Over the last year I’ve documented the process of applying for a license to carry a handgun in New York City. Part I described the initial application process, requiring an incredible amount of paperwork, money, and time, and the scheduling of an in-person interview. Part II described the interview, as well as the eventual “NOTICE OF DISAPPROVAL” that ended up at my door, letting me know that there was no problem with my background, but I simply did not give a good enough “reason” for them to allow me to exercise my Second Amendment rights.
For Part III, I’m pleased to announce that I’ve taken up the fight in court with a lawsuit challenging the constitutionality of the City of New York’s interpretation of state laws that effectively allow the NYPD to deny a license whenever it wants. I’ve additionally challenged the NYPD’s refusal to fulfill a Freedom of Information Law request, as well as 3 of the most absurd questions on the application form.
Beginning where we left off in Part II, after receiving the rejection letter, I filed an appeal with the NYPD itself, asking them to reconsider the decision of the commanding officer of the licensing division, Deputy Inspector Michael Endall, to deny my license. I should really say the former commanding officer of the licensing division — about 2 weeks after he signed my rejection letter, he was removed from his post after a federal investigation uncovered that his subordinates were accepting bribes in exchange for approving gun license applications. At least one officer under D.I. Endall’s command has so far pled guilty to corruption charges, and another will face trial shortly.
Departmental drama aside, as you can guess, I received a reply to my administrative appeal by Director of Licensing Division Thomas M. Prasso telling me to pound sand. As best I can gather, the division has an officer head and a civilian head, and D.I. Endall was the former while Mr. Prasso was the latter. This letter sets the clock ticking for a state court challenge, giving me 4 months to file what New York calls an “Article 78 Petition,” so named after the section of the law that allows people to challenge the final decisions of administrative agencies, so long as they do so within 4 months. (Note that I could file in federal court directly, since my federal constitutional rights are in play, but let’s give the state a chance to correct itself first.)
Corbett v. City of New York IV – Petition & Complaint (.pdf), Case No. 158273/2016
There are 3 separate challenges within this lawsuit:
- First and foremost, NY Penal Law § 400.00(2)(f) specifies that a license should be issued when an applicant shows “proper cause.” The City of New York (as well as Westchester County, FWIW) interprets this to mean “a good reason that we approve of” rather than “filled out an application and is not disqualified.” In particular, the city requires that applicants show a greater need than that of the general public (!!), so “I want to defend myself” is not good enough while “I want to defend myself because I regularly carry around bags of diamonds” probably is. Virtually all of the rest of the state interprets this the other way, granting licenses to individuals who are U.S. Citizens with clean criminal records. The “proper cause” requirement, as interpreted by New York City, is not only unconstitutional (imagine having to convince the government that you had “proper cause” to speak freely, practice your religion, say “no” to a search without a warrant, etc.), it leads to decisions that are arbitrary at best, and influenced by corruption as we’ve seen above at worst.
- Second, I challenged 3 questions in particular. These three questions ask if you’ve ever been fired from a job, ever used painkillers or sedatives (under a doctor’s orders during/after surgery counts), and if you’ve ever testified under oath anywhere in the country. Saying “yes” to any of these questions extends the application process, requiring you to explain yourself.
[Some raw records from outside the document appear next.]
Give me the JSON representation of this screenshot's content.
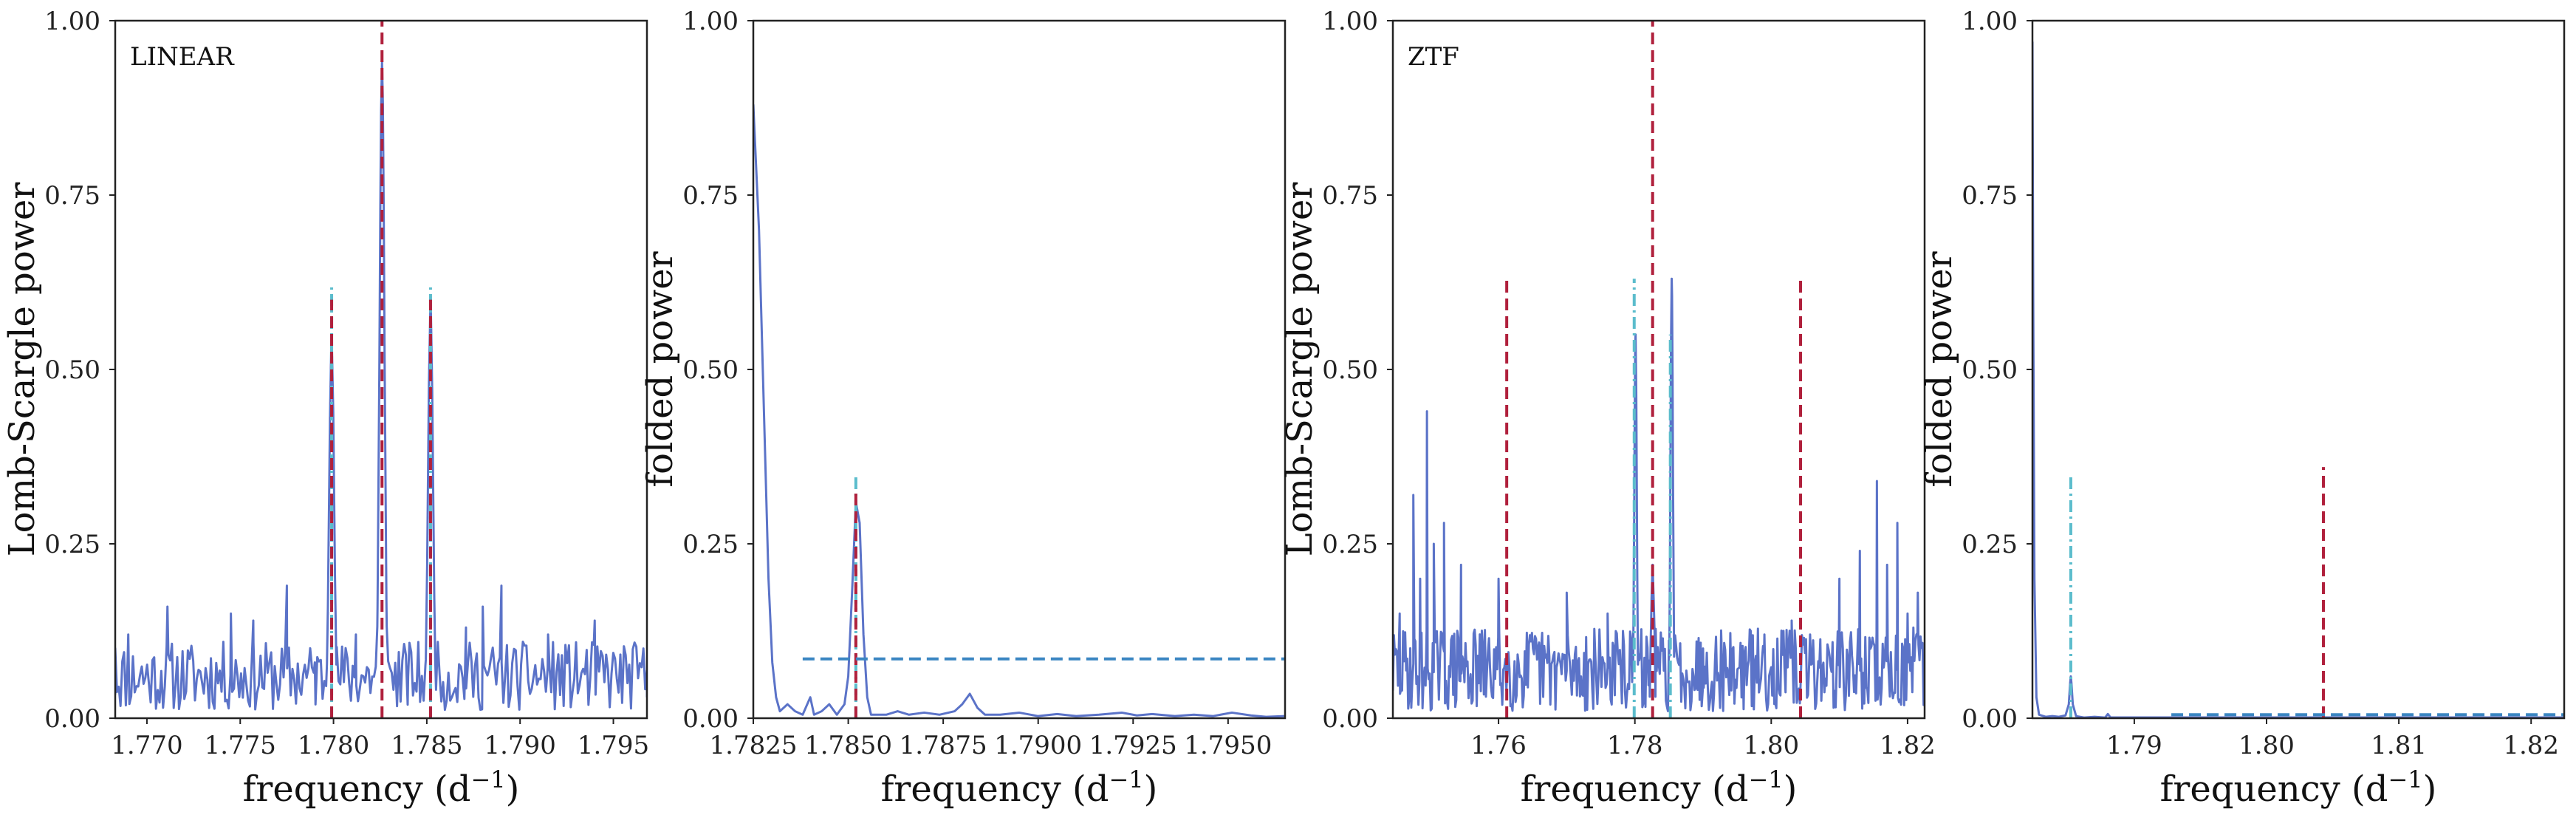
{
  "chart_data": [
    {
      "type": "line",
      "annotation": "LINEAR",
      "xlabel": "frequency (d",
      "xlabel_sup": "−1",
      "xlabel_tail": ")",
      "ylabel": "Lomb-Scargle power",
      "xlim": [
        1.7683,
        1.7968
      ],
      "ylim": [
        0,
        1
      ],
      "xticks": [
        1.77,
        1.775,
        1.78,
        1.785,
        1.79,
        1.795
      ],
      "xtick_labels": [
        "1.770",
        "1.775",
        "1.780",
        "1.785",
        "1.790",
        "1.795"
      ],
      "yticks": [
        0,
        0.25,
        0.5,
        0.75,
        1.0
      ],
      "ytick_labels": [
        "0.00",
        "0.25",
        "0.50",
        "0.75",
        "1.00"
      ],
      "grid": false,
      "series": [
        {
          "style": "solid",
          "color": "#5b73c8",
          "kind": "noisy",
          "baseline": 0.06,
          "noise": 0.05,
          "n": 300,
          "seed": 11,
          "extra_points": [
            [
              1.7683,
              0.1
            ],
            [
              1.769,
              0.12
            ],
            [
              1.7711,
              0.16
            ],
            [
              1.7745,
              0.15
            ],
            [
              1.7757,
              0.14
            ],
            [
              1.7775,
              0.19
            ],
            [
              1.779,
              0.08
            ],
            [
              1.7812,
              0.12
            ],
            [
              1.784,
              0.06
            ],
            [
              1.7871,
              0.13
            ],
            [
              1.788,
              0.16
            ],
            [
              1.789,
              0.19
            ],
            [
              1.7915,
              0.12
            ],
            [
              1.794,
              0.14
            ],
            [
              1.7968,
              0.03
            ]
          ],
          "peaks": [
            {
              "x": 1.7799,
              "y": 0.55,
              "w": 0.00018
            },
            {
              "x": 1.7826,
              "y": 0.94,
              "w": 0.00018
            },
            {
              "x": 1.7852,
              "y": 0.6,
              "w": 0.00018
            }
          ]
        }
      ],
      "vlines": [
        {
          "x": 1.7826,
          "y0": 0,
          "y1": 1.0,
          "style": "dashed",
          "color": "#b0203c"
        },
        {
          "x": 1.7799,
          "y0": 0,
          "y1": 0.62,
          "style": "dashdot",
          "color": "#5bbccc"
        },
        {
          "x": 1.7852,
          "y0": 0,
          "y1": 0.62,
          "style": "dashdot",
          "color": "#5bbccc"
        },
        {
          "x": 1.7799,
          "y0": 0,
          "y1": 0.6,
          "style": "dashed",
          "color": "#b0203c"
        },
        {
          "x": 1.7852,
          "y0": 0,
          "y1": 0.6,
          "style": "dashed",
          "color": "#b0203c"
        }
      ],
      "hlines": []
    },
    {
      "type": "line",
      "annotation": "",
      "xlabel": "frequency (d",
      "xlabel_sup": "−1",
      "xlabel_tail": ")",
      "ylabel": "folded power",
      "xlim": [
        1.7825,
        1.7965
      ],
      "ylim": [
        0,
        1
      ],
      "xticks": [
        1.7825,
        1.785,
        1.7875,
        1.79,
        1.7925,
        1.795
      ],
      "xtick_labels": [
        "1.7825",
        "1.7850",
        "1.7875",
        "1.7900",
        "1.7925",
        "1.7950"
      ],
      "yticks": [
        0,
        0.25,
        0.5,
        0.75,
        1.0
      ],
      "ytick_labels": [
        "0.00",
        "0.25",
        "0.50",
        "0.75",
        "1.00"
      ],
      "grid": false,
      "series": [
        {
          "style": "solid",
          "color": "#5b73c8",
          "kind": "points",
          "points": [
            [
              1.7825,
              0.88
            ],
            [
              1.78265,
              0.7
            ],
            [
              1.7828,
              0.4
            ],
            [
              1.7829,
              0.2
            ],
            [
              1.783,
              0.08
            ],
            [
              1.7831,
              0.03
            ],
            [
              1.7832,
              0.01
            ],
            [
              1.7834,
              0.02
            ],
            [
              1.7836,
              0.01
            ],
            [
              1.7838,
              0.005
            ],
            [
              1.784,
              0.03
            ],
            [
              1.7841,
              0.005
            ],
            [
              1.7843,
              0.01
            ],
            [
              1.7845,
              0.02
            ],
            [
              1.7847,
              0.005
            ],
            [
              1.7849,
              0.02
            ],
            [
              1.785,
              0.06
            ],
            [
              1.7851,
              0.18
            ],
            [
              1.7852,
              0.31
            ],
            [
              1.7853,
              0.28
            ],
            [
              1.7854,
              0.12
            ],
            [
              1.7855,
              0.03
            ],
            [
              1.7856,
              0.005
            ],
            [
              1.786,
              0.005
            ],
            [
              1.7863,
              0.01
            ],
            [
              1.7866,
              0.005
            ],
            [
              1.787,
              0.008
            ],
            [
              1.7874,
              0.005
            ],
            [
              1.7878,
              0.01
            ],
            [
              1.788,
              0.02
            ],
            [
              1.7882,
              0.035
            ],
            [
              1.7884,
              0.015
            ],
            [
              1.7886,
              0.005
            ],
            [
              1.789,
              0.005
            ],
            [
              1.7895,
              0.008
            ],
            [
              1.79,
              0.003
            ],
            [
              1.7905,
              0.006
            ],
            [
              1.791,
              0.003
            ],
            [
              1.7916,
              0.005
            ],
            [
              1.7922,
              0.008
            ],
            [
              1.7926,
              0.004
            ],
            [
              1.793,
              0.006
            ],
            [
              1.7936,
              0.003
            ],
            [
              1.7941,
              0.005
            ],
            [
              1.7946,
              0.003
            ],
            [
              1.7951,
              0.008
            ],
            [
              1.7956,
              0.004
            ],
            [
              1.796,
              0.002
            ],
            [
              1.7965,
              0.003
            ]
          ]
        }
      ],
      "vlines": [
        {
          "x": 1.7852,
          "y0": 0,
          "y1": 0.35,
          "style": "dashdot",
          "color": "#5bbccc"
        },
        {
          "x": 1.7852,
          "y0": 0,
          "y1": 0.33,
          "style": "dashed",
          "color": "#b0203c"
        }
      ],
      "hlines": [
        {
          "y": 0.085,
          "x0": 1.7838,
          "x1": 1.7965,
          "style": "dashed",
          "color": "#3b86c2"
        }
      ]
    },
    {
      "type": "line",
      "annotation": "ZTF",
      "xlabel": "frequency (d",
      "xlabel_sup": "−1",
      "xlabel_tail": ")",
      "ylabel": "Lomb-Scargle power",
      "xlim": [
        1.7445,
        1.8225
      ],
      "ylim": [
        0,
        1
      ],
      "xticks": [
        1.76,
        1.78,
        1.8,
        1.82
      ],
      "xtick_labels": [
        "1.76",
        "1.78",
        "1.80",
        "1.82"
      ],
      "yticks": [
        0,
        0.25,
        0.5,
        0.75,
        1.0
      ],
      "ytick_labels": [
        "0.00",
        "0.25",
        "0.50",
        "0.75",
        "1.00"
      ],
      "grid": false,
      "series": [
        {
          "style": "solid",
          "color": "#5b73c8",
          "kind": "noisy",
          "baseline": 0.07,
          "noise": 0.06,
          "n": 520,
          "seed": 29,
          "extra_points": [
            [
              1.7455,
              0.15
            ],
            [
              1.7475,
              0.32
            ],
            [
              1.7485,
              0.2
            ],
            [
              1.7495,
              0.44
            ],
            [
              1.7505,
              0.25
            ],
            [
              1.752,
              0.28
            ],
            [
              1.7545,
              0.22
            ],
            [
              1.76,
              0.2
            ],
            [
              1.77,
              0.18
            ],
            [
              1.776,
              0.15
            ],
            [
              1.79,
              0.1
            ],
            [
              1.799,
              0.12
            ],
            [
              1.803,
              0.14
            ],
            [
              1.81,
              0.2
            ],
            [
              1.813,
              0.24
            ],
            [
              1.8155,
              0.34
            ],
            [
              1.817,
              0.22
            ],
            [
              1.8185,
              0.28
            ],
            [
              1.82,
              0.15
            ],
            [
              1.8215,
              0.18
            ]
          ],
          "peaks": [
            {
              "x": 1.7801,
              "y": 0.55,
              "w": 0.00025
            },
            {
              "x": 1.7854,
              "y": 0.63,
              "w": 0.00025
            },
            {
              "x": 1.7826,
              "y": 0.22,
              "w": 0.0003
            }
          ]
        }
      ],
      "vlines": [
        {
          "x": 1.7826,
          "y0": 0,
          "y1": 1.0,
          "style": "dashed",
          "color": "#b0203c"
        },
        {
          "x": 1.7612,
          "y0": 0,
          "y1": 0.63,
          "style": "dashed",
          "color": "#b0203c"
        },
        {
          "x": 1.8043,
          "y0": 0,
          "y1": 0.63,
          "style": "dashed",
          "color": "#b0203c"
        },
        {
          "x": 1.7799,
          "y0": 0,
          "y1": 0.63,
          "style": "dashdot",
          "color": "#5bbccc"
        },
        {
          "x": 1.7852,
          "y0": 0,
          "y1": 0.55,
          "style": "dashdot",
          "color": "#5bbccc"
        }
      ],
      "hlines": []
    },
    {
      "type": "line",
      "annotation": "",
      "xlabel": "frequency (d",
      "xlabel_sup": "−1",
      "xlabel_tail": ")",
      "ylabel": "folded power",
      "xlim": [
        1.7823,
        1.8225
      ],
      "ylim": [
        0,
        1
      ],
      "xticks": [
        1.79,
        1.8,
        1.81,
        1.82
      ],
      "xtick_labels": [
        "1.79",
        "1.80",
        "1.81",
        "1.82"
      ],
      "yticks": [
        0,
        0.25,
        0.5,
        0.75,
        1.0
      ],
      "ytick_labels": [
        "0.00",
        "0.25",
        "0.50",
        "0.75",
        "1.00"
      ],
      "grid": false,
      "series": [
        {
          "style": "solid",
          "color": "#5b73c8",
          "kind": "points",
          "points": [
            [
              1.7823,
              0.97
            ],
            [
              1.78236,
              0.6
            ],
            [
              1.78245,
              0.2
            ],
            [
              1.7826,
              0.03
            ],
            [
              1.7828,
              0.005
            ],
            [
              1.7833,
              0.002
            ],
            [
              1.7838,
              0.003
            ],
            [
              1.7843,
              0.002
            ],
            [
              1.7848,
              0.004
            ],
            [
              1.78505,
              0.02
            ],
            [
              1.78515,
              0.05
            ],
            [
              1.7852,
              0.06
            ],
            [
              1.78525,
              0.05
            ],
            [
              1.78535,
              0.02
            ],
            [
              1.7856,
              0.003
            ],
            [
              1.7862,
              0.001
            ],
            [
              1.787,
              0.002
            ],
            [
              1.7878,
              0.001
            ],
            [
              1.788,
              0.006
            ],
            [
              1.7882,
              0.001
            ],
            [
              1.7895,
              0.001
            ],
            [
              1.791,
              0.001
            ],
            [
              1.793,
              0.001
            ],
            [
              1.796,
              0.001
            ],
            [
              1.8,
              0.001
            ],
            [
              1.805,
              0.001
            ],
            [
              1.81,
              0.001
            ],
            [
              1.815,
              0.001
            ],
            [
              1.8225,
              0.001
            ]
          ]
        }
      ],
      "vlines": [
        {
          "x": 1.7852,
          "y0": 0,
          "y1": 0.35,
          "style": "dashdot",
          "color": "#5bbccc"
        },
        {
          "x": 1.8043,
          "y0": 0,
          "y1": 0.36,
          "style": "dashed",
          "color": "#b0203c"
        }
      ],
      "hlines": [
        {
          "y": 0.005,
          "x0": 1.7928,
          "x1": 1.8225,
          "style": "dashed",
          "color": "#3b86c2"
        }
      ]
    }
  ]
}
These three questions are highly invasive, not protected by, e.g, HIPAA confidentiality requirements, not evaluated by any professional qualified to do so (there are certainly no doctors in the NYPD Licensing Division qualified to say if your prescription regimen would make you unfit to have a gun), and are generally irrelevant for any purpose other than giving the NYPD an excuse — not a reason — to deny the license applications of good, qualified citizens.
- Third, after my application was denied, I sent the NYPD a Freedom of Information Law request (Exhibit C of the petition above), asking for every application for a gun license in a 3 month period with all personally identifying information redacted. My intent here was to see whether the NYPD was consistent when considering applications or was granting preference to VIPs. The NYPD said that they would not fulfill my request because doing so would be invasive to privacy and would interfere with law enforcement (Exhibit D of the petition). How releasing these records could possibly do either of those things is a mystery to me, and therefore I’ve asked the court to review it.
I’m hopeful that this petition may push the NYPD to a more reasonable licensing scheme. Despite people telling me that the NYPD’s rules are challenged all the time, I wasn’t able to find a challenge to the “proper cause” requirement in this state in the last 5 years, and never has the proper cause requirement been challenged in the context of the state’s ban on open carry + the Supreme Court’s decision that the right to bear arms is applicable to individuals and assertable against the states. Whether you think we need more or fewer guns in this country, I hope you’ll agree that the licensing scheme should at least be fair, and to that extent support my reform against the NYPD’s “licenses only if we want to give them” scheme.